Oil companies have warned of an impending fuel crisis due to new policy by the Sindh Government.
Marketing Association of Pakistan (OMAP) has said that the Sindh government’s new policy imposing a 1.85 per cent Infrastructure Cess and a mandatory bank guarantee could paralyze the country’s petroleum imports within days.
In a letter to Federal Minister for Energy (Petroleum Division) Ali Pervaiz Malik, OMAP Chairman Tariq Wazir Ali urged immediate federal intervention, saying the move by the Sindh Excise Department threatens to choke the already fragile oil supply chain.
The association cautioned that the requirement of submitting bank guarantees instead of the previous undertakings would lock up the working capital of oil marketing companies (OMCs).

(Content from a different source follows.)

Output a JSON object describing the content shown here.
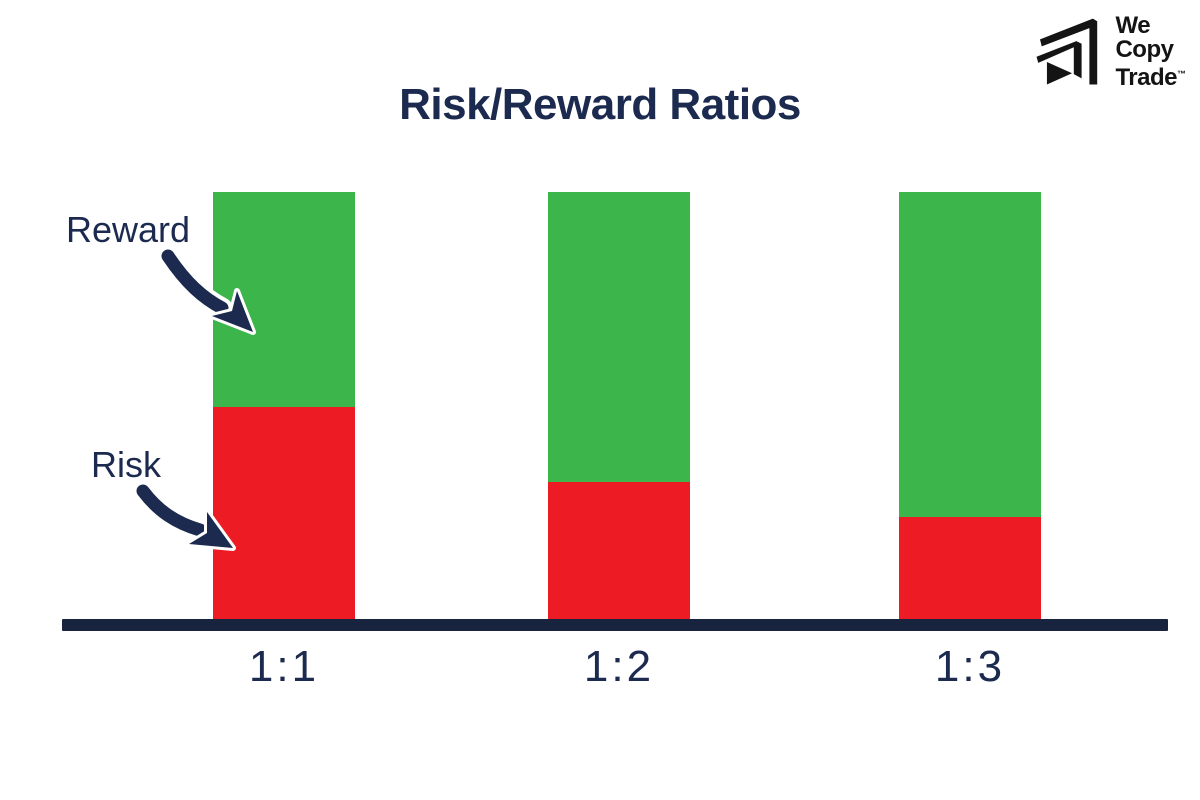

The association fears it can make the matters worse at a time when they are already reeling from delayed tax refunds, foreign exchange losses, and thin regulated margins.
“The new cess regime will make it nearly impossible for OMCs to sustain import operations,” the letter stated. “If this is not withdrawn, Pakistan could face serious disruptions in petroleum supplies.”
Industry sources said the additional cess adds around Rs2.5 to Rs3 per litre to the cost of fuel, a burden that cannot be passed on to consumers under the current pricing mechanism.
With regulated prices and tight credit lines, companies are struggling to maintain inventory levels, raising fears of dry fuel outlets if import shipments are delayed at Karachi Port — the country’s main petroleum entry point.
In a similar letter, the Oil Companies Advisory Council (OCAC) also sounded the alarm, warning that several petroleum cargoes remain stranded at Karachi ports due to the Sindh government’s sudden reinstatement of a 100 per cent bank guarantee requirement under the Infrastructure Development Cess.
The council said at least five major shipments, including those carrying petrol and diesel for PSO, HPL, and Parco, are awaiting customs clearance, and any further delay could cripple the supply chain.